La pregunta clave es cómo lidiar con las consecuencias de este periodo de deterioro sistemático, claramente auto infligido. La ciudadanía ganó libertades efectivas, especialmente en materia de expresión, cuando se dio la alternancia de partidos en el gobierno en 2000, mismas que ahora se han venido mermando por la intimidación que, desde el púlpito presidencial, se propicia día a día. Desde luego, muchas de esas libertades son un tanto abstractas para familias que viven al día y que requieren satisfactores indispensables. A esto se suma la ubicuidad de la información, que genera expectativas imposibles de ser satisfechas, máxime cuando se exige satisfacción instantánea. ¿Qué ocurrirá cuando las expectativas alimentadas por el presidente hacia esa (todavía enorme) población resulten insatisfechas?
El presidente ha lanzado una campaña para “recuperar” a las clases medias urbanas (a las mismas que tilda de ignorantes) sin reconocer que el fenómeno no se puede resolver con sus tácticas clientelares favoritas. Dado que su objetivo es la subordinación de todos los sectores de la sociedad, le es imposible recurrir a los mecanismos que serían susceptibles de efectivamente “recuperar” a esos sectores de la sociedad.

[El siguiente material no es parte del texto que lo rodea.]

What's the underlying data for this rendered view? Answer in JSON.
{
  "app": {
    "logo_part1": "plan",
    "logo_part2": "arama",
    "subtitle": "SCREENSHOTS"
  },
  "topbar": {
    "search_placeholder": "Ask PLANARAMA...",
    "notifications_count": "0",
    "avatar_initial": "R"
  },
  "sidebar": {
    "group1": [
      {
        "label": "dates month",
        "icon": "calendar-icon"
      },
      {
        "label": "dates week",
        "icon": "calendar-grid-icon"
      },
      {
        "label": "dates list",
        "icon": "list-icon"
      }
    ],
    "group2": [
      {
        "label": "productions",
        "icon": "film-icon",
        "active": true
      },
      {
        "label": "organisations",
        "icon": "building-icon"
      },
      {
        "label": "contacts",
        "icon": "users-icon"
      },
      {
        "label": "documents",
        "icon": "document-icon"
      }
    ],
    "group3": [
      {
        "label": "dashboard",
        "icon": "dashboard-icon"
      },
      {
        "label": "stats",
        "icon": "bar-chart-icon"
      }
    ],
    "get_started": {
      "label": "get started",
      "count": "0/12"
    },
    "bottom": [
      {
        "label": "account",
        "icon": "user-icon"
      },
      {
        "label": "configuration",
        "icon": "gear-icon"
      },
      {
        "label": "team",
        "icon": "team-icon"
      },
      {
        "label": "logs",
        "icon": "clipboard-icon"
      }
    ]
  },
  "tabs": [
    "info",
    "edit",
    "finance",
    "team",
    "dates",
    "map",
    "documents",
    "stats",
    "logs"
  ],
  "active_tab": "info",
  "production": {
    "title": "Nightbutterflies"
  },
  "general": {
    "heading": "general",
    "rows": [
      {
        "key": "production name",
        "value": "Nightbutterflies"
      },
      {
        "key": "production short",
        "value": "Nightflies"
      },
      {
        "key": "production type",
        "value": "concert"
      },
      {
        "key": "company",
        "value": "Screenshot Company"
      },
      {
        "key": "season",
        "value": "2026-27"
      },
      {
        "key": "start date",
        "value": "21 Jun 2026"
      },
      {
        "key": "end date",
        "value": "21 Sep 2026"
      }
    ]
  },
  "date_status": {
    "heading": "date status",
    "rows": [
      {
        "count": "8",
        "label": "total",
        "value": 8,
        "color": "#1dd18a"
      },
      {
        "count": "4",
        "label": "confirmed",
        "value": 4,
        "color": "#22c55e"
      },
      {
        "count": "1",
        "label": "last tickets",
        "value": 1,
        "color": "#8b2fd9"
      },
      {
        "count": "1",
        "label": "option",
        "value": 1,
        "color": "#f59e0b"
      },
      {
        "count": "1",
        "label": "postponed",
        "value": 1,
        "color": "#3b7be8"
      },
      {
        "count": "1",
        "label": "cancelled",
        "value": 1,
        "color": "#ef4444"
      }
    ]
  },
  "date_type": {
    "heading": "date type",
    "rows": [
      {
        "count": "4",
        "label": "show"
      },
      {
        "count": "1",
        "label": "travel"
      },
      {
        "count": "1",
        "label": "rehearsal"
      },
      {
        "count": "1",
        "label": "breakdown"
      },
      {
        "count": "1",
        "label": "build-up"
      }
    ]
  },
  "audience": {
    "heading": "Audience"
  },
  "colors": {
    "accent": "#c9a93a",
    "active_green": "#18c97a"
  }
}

La contradicción, y paradoja, es flagrante: quien se asume como de clase media ha logrado una estabilidad económica mínima que le permite no depender del gobierno, razón por la cual tratar de conquistarla con dádivas clientelares resulta contraproducente. Lo que realmente atraería a ese segmento social sería un entorno real de seguridad, mejores servicios públicos y de salud, escuelas que permitan la movilidad social y acción efectiva en materia de corrupción. Al presidente la puede parecer muy atractivo atacar presidentes de hace cuatro décadas, pero la mayoría de los ciudadanos, por edad, no tiene más memoria que la del predecesor al que el presidente protege. Las contradicciones no dejan de ser emblemáticas.
Tres años dedicados a intentar recrear un obsoleto e irreproducible sistema de control social y político. Tres años de deterioro sistemático y tres más que vienen adelante: el daño será inconmensurable. Es posible, aunque no certero, que el presidente evite una crisis financiera, pero no el resultado de un sexenio de daños potencialmente mortales.